Federated Semi-Supervised Learning with Prototypical Networks
Woojung Kim, Keondo Park, Kihyuk Sohn, Raphael Shu, Hyung-Sin Kim

TL;DR
ProtoFSSL introduces a prototype-based federated semi-supervised learning method that enhances accuracy while reducing communication costs, effectively utilizing unlabeled data across edge devices.
Contribution
This work proposes ProtoFSSL, a novel federated semi-supervised learning approach using prototypes to improve accuracy and efficiency over existing methods.
Findings
ProtoFSSL achieves higher accuracy than recent FSSL methods.
ProtoFSSL reduces communication and computation costs.
On SVHN, ProtoFSSL matches fully supervised FL performance.
Abstract
With the increasing computing power of edge devices, Federated Learning (FL) emerges to enable model training without privacy concerns.

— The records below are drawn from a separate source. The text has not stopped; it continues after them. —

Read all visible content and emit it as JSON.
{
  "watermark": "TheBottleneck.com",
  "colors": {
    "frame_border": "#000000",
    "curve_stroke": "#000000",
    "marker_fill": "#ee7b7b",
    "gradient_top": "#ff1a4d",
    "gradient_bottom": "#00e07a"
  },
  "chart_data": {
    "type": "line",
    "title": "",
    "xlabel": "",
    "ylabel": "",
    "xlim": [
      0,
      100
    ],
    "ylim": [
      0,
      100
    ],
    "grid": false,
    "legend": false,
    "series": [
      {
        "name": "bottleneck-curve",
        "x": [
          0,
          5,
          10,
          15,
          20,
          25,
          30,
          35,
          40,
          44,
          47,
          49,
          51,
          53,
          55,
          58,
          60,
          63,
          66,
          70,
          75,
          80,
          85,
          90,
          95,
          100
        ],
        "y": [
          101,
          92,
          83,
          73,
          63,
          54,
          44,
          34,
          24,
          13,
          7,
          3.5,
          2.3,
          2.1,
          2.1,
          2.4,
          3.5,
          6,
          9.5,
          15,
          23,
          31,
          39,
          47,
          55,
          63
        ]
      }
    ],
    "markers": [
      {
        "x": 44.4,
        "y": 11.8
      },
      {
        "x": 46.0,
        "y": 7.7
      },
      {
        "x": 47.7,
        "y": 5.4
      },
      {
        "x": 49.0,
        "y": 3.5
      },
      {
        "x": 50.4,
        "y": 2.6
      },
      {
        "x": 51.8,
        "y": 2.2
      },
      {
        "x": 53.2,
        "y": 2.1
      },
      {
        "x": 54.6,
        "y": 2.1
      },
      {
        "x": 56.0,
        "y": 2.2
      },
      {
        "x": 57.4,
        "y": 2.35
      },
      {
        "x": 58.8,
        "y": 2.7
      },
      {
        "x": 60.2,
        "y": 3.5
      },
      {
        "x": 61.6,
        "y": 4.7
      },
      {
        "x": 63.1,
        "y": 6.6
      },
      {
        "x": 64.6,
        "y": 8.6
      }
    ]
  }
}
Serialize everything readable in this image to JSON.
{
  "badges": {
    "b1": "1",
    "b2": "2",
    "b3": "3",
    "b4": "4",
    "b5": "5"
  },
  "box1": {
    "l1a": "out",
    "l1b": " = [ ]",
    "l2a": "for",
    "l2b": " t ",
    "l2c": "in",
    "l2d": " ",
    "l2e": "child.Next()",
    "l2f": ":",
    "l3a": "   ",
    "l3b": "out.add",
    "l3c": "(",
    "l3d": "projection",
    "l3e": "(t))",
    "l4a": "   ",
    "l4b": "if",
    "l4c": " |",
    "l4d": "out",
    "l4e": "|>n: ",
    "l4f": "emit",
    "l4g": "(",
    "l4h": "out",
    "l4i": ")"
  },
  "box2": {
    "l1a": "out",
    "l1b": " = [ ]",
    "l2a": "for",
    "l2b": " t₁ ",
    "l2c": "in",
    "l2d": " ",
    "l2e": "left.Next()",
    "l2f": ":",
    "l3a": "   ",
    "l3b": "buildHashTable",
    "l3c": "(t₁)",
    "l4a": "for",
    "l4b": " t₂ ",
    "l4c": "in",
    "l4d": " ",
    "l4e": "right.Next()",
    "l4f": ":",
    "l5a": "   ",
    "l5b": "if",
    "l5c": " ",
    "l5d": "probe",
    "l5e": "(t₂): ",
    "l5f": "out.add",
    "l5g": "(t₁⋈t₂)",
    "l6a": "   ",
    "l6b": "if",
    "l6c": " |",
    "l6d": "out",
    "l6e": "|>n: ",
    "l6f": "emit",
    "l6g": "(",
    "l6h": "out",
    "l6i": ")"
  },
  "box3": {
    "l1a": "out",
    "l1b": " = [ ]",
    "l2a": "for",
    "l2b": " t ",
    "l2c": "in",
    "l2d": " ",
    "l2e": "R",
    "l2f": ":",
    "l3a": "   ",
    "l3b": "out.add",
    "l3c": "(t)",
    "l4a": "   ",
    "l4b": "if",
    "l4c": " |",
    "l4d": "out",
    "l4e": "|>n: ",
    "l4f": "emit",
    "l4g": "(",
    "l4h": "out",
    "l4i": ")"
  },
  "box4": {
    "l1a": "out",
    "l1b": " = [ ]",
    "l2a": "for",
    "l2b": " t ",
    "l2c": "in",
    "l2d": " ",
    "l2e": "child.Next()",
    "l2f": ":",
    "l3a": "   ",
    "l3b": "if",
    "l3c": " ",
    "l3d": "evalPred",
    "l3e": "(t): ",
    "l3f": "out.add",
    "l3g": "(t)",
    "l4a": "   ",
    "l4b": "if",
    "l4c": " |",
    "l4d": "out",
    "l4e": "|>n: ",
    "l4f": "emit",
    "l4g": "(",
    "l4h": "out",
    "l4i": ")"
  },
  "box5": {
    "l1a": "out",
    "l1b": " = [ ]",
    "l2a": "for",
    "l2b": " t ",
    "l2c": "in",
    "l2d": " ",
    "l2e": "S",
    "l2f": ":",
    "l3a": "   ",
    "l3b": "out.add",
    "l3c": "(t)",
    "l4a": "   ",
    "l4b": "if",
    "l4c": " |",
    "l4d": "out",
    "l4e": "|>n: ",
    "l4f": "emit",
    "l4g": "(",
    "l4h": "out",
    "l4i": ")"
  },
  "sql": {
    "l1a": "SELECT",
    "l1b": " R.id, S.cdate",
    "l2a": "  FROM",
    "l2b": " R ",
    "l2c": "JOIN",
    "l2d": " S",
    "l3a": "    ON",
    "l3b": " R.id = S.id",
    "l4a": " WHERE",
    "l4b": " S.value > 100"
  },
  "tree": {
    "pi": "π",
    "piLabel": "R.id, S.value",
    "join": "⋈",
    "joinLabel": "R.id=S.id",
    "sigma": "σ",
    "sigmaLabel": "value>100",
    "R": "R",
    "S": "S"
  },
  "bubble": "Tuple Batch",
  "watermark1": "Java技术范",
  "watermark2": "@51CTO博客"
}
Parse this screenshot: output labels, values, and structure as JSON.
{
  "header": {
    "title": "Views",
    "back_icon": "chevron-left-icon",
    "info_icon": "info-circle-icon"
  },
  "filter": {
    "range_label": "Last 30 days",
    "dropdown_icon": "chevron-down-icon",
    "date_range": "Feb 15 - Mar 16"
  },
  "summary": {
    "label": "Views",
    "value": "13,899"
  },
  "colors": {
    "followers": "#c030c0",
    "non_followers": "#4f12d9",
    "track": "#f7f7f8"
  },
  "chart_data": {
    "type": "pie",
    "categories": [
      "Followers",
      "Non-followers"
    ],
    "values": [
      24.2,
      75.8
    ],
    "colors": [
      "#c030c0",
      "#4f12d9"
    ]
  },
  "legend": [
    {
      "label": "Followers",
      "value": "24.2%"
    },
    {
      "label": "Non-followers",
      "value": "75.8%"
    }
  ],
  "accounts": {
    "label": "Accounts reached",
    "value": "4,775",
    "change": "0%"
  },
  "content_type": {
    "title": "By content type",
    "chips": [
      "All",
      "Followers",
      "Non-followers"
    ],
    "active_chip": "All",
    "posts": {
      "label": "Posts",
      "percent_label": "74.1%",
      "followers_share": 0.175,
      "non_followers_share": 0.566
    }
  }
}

The majority of existing studies assume the data are fully labeled on the client side. In practice, however, the amount of labeled data is often limited. Recently, federated semi-supervised learning (FSSL) is explored as a way to effectively utilize unlabeled data during training. In this work, we propose ProtoFSSL, a novel FSSL approach based on prototypical networks. In ProtoFSSL, clients share knowledge with each other via lightweight prototypes, which prevents the local models from diverging. For computing loss on unlabeled data, each client creates accurate pseudo-labels based on shared prototypes. Jointly with labeled data, the pseudo-labels provide training signals for local prototypes. Compared to a FSSL approach based on weight sharing, the…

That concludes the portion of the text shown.